Born in the Isle of Skye in one of the oldest families living on the island, his father was Rev. Donald Martin and his mother was the daughter of Norman Macdonald and sister of Lieut-Gn. Sir John Macdonald. Martin was educated at St. George's and Windmill Street School. He became a C.C.S. in 1811 and entered the Bengal Medical Service on 5 September 1817. He obtained commission of assistant-surgeon through the interest of his uncle, Sir John MacDonald.

He reached India at the port of Calcutta in June 1817 by ship, the Lord Hungerford, and reported for duty with the Bengal service on 2 December 1817.

In 1818 he served in his Majesty's 17th and 59th Regiments forming the garrison of Fort William. Here he came to see the effect of Cholera. He was then sent to Orissa where a malignant fever had prevailed and destroyed more than half the inhabitants of Ganjam. He saw action in a number of military engagements during the 1820s.
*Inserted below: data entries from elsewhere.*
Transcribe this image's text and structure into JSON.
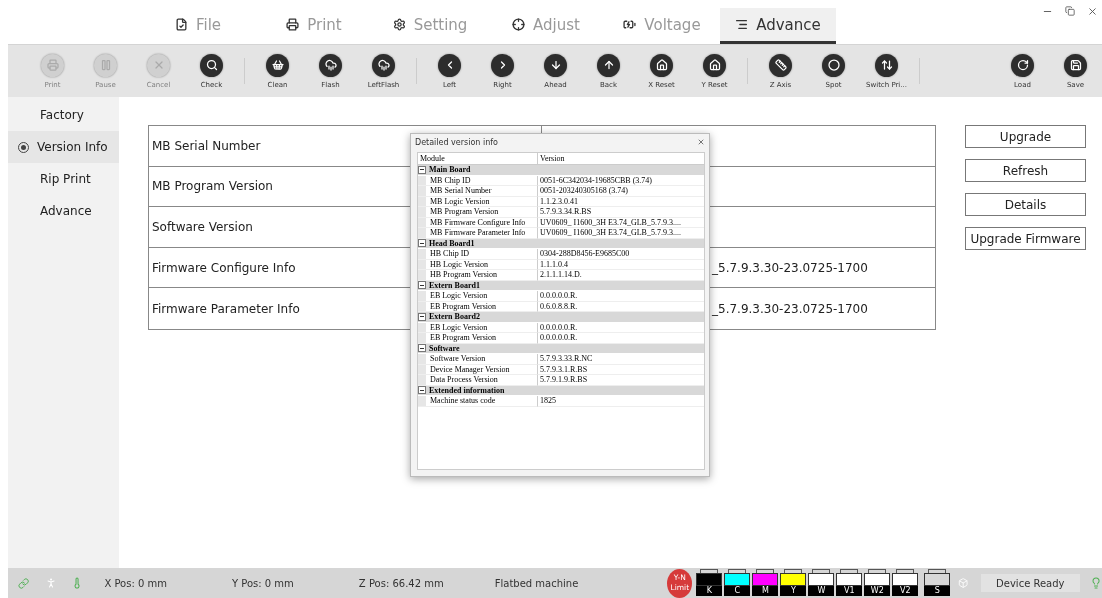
{
  "tabs": [
    {
      "label": "File",
      "selected": false
    },
    {
      "label": "Print",
      "selected": false
    },
    {
      "label": "Setting",
      "selected": false
    },
    {
      "label": "Adjust",
      "selected": false
    },
    {
      "label": "Voltage",
      "selected": false
    },
    {
      "label": "Advance",
      "selected": true
    }
  ],
  "toolbar": {
    "groups": [
      [
        {
          "label": "Print",
          "disabled": true
        },
        {
          "label": "Pause",
          "disabled": true
        },
        {
          "label": "Cancel",
          "disabled": true
        },
        {
          "label": "Check",
          "disabled": false
        }
      ],
      [
        {
          "label": "Clean",
          "disabled": false
        },
        {
          "label": "Flash",
          "disabled": false
        },
        {
          "label": "LeftFlash",
          "disabled": false
        }
      ],
      [
        {
          "label": "Left",
          "disabled": false
        },
        {
          "label": "Right",
          "disabled": false
        },
        {
          "label": "Ahead",
          "disabled": false
        },
        {
          "label": "Back",
          "disabled": false
        },
        {
          "label": "X Reset",
          "disabled": false
        },
        {
          "label": "Y Reset",
          "disabled": false
        }
      ],
      [
        {
          "label": "Z Axis",
          "disabled": false
        },
        {
          "label": "Spot",
          "disabled": false
        },
        {
          "label": "Switch Pri...",
          "disabled": false
        }
      ]
    ],
    "right": [
      {
        "label": "Load",
        "disabled": false
      },
      {
        "label": "Save",
        "disabled": false
      }
    ]
  },
  "sidebar": {
    "items": [
      {
        "label": "Factory",
        "selected": false
      },
      {
        "label": "Version Info",
        "selected": true
      },
      {
        "label": "Rip Print",
        "selected": false
      },
      {
        "label": "Advance",
        "selected": false
      }
    ]
  },
  "info_table": {
    "rows": [
      {
        "label": "MB Serial Number"
      },
      {
        "label": "MB Program Version"
      },
      {
        "label": "Software Version"
      },
      {
        "label": "Firmware Configure Info",
        "value": "_5.7.9.3.30-23.0725-1700"
      },
      {
        "label": "Firmware Parameter Info",
        "value": "_5.7.9.3.30-23.0725-1700"
      }
    ]
  },
  "actions": [
    "Upgrade",
    "Refresh",
    "Details",
    "Upgrade Firmware"
  ],
  "dialog": {
    "title": "Detailed version info",
    "columns": [
      "Module",
      "Version"
    ],
    "groups": [
      {
        "name": "Main Board",
        "expanded": true,
        "children": [
          {
            "module": "MB Chip ID",
            "version": "0051-6C342034-19685CBB (3.74)"
          },
          {
            "module": "MB Serial Number",
            "version": "0051-203240305168 (3.74)"
          },
          {
            "module": "MB Logic Version",
            "version": "1.1.2.3.0.41"
          },
          {
            "module": "MB Program Version",
            "version": "5.7.9.3.34.R.BS"
          },
          {
            "module": "MB Firmware Configure Info",
            "version": "UV0609_ I1600_3H E3.74_GLB_5.7.9.3...."
          },
          {
            "module": "MB Firmware Parameter Info",
            "version": "UV0609_ I1600_3H E3.74_GLB_5.7.9.3...."
          }
        ]
      },
      {
        "name": "Head Board1",
        "expanded": true,
        "children": [
          {
            "module": "HB Chip ID",
            "version": "0304-288D8456-E9685C00"
          },
          {
            "module": "HB Logic Version",
            "version": "1.1.1.0.4"
          },
          {
            "module": "HB Program Version",
            "version": "2.1.1.1.14.D."
          }
        ]
      },
      {
        "name": "Extern Board1",
        "expanded": true,
        "children": [
          {
            "module": "EB Logic Version",
            "version": "0.0.0.0.0.R."
          },
          {
            "module": "EB Program Version",
            "version": "0.6.0.8.8.R."
          }
        ]
      },
      {
        "name": "Extern Board2",
        "expanded": true,
        "children": [
          {
            "module": "EB Logic Version",
            "version": "0.0.0.0.0.R."
          },
          {
            "module": "EB Program Version",
            "version": "0.0.0.0.0.R."
          }
        ]
      },
      {
        "name": "Software",
        "expanded": true,
        "children": [
          {
            "module": "Software Version",
            "version": "5.7.9.3.33.R.NC"
          },
          {
            "module": "Device Manager Version",
            "version": "5.7.9.3.1.R.BS"
          },
          {
            "module": "Data Process Version",
            "version": "5.7.9.1.9.R.BS"
          }
        ]
      },
      {
        "name": "Extended information",
        "expanded": true,
        "children": [
          {
            "module": "Machine status code",
            "version": "1825"
          }
        ]
      }
    ]
  },
  "status_bar": {
    "x_pos": "X Pos: 0 mm",
    "y_pos": "Y Pos: 0 mm",
    "z_pos": "Z Pos: 66.42 mm",
    "machine": "Flatbed machine",
    "limit": "Y-N Limit",
    "inks": [
      {
        "label": "K",
        "color": "#000000"
      },
      {
        "label": "C",
        "color": "#00ffff"
      },
      {
        "label": "M",
        "color": "#ff00ff"
      },
      {
        "label": "Y",
        "color": "#ffff00"
      },
      {
        "label": "W",
        "color": "#ffffff"
      },
      {
        "label": "V1",
        "color": "#ffffff"
      },
      {
        "label": "W2",
        "color": "#ffffff"
      },
      {
        "label": "V2",
        "color": "#ffffff"
      },
      {
        "label": "S",
        "color": "#d8d8d8"
      }
    ],
    "status": "Device Ready"
  }
}
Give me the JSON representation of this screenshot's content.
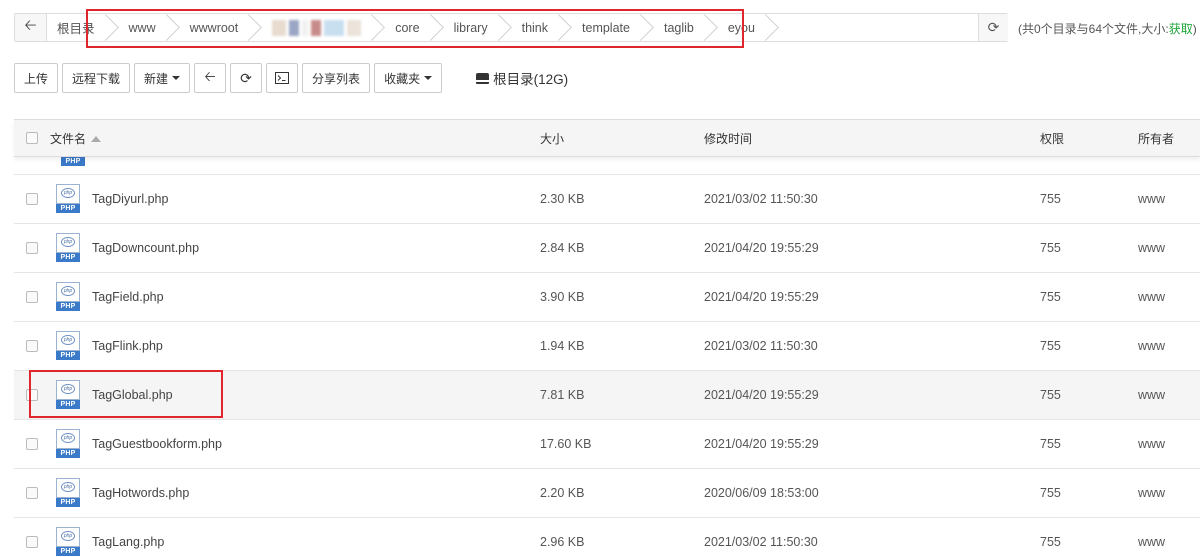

The most notable of these was the First Burmese War from 1823–26. His war experiences, especially the fact that diseases affected the natives and the Europeans differently, led him to believe that mapping of the medical features of the empire in much the same way as topography was critical for military and economic development. His notes on the medical topography of Calcutta pioneered a genre of works that explored linkages between climate, public health and development. He was made the President of the East India Company's medical board in 1843. In 1856, he substantially re-wrote and extended the then well-known treatise on diseases in the tropics, Influence of Tropical Climates originally authored by James Johnson. He was also appointed as a member of the Sanitary Commission and contributed to the report of the Commission published in 1863.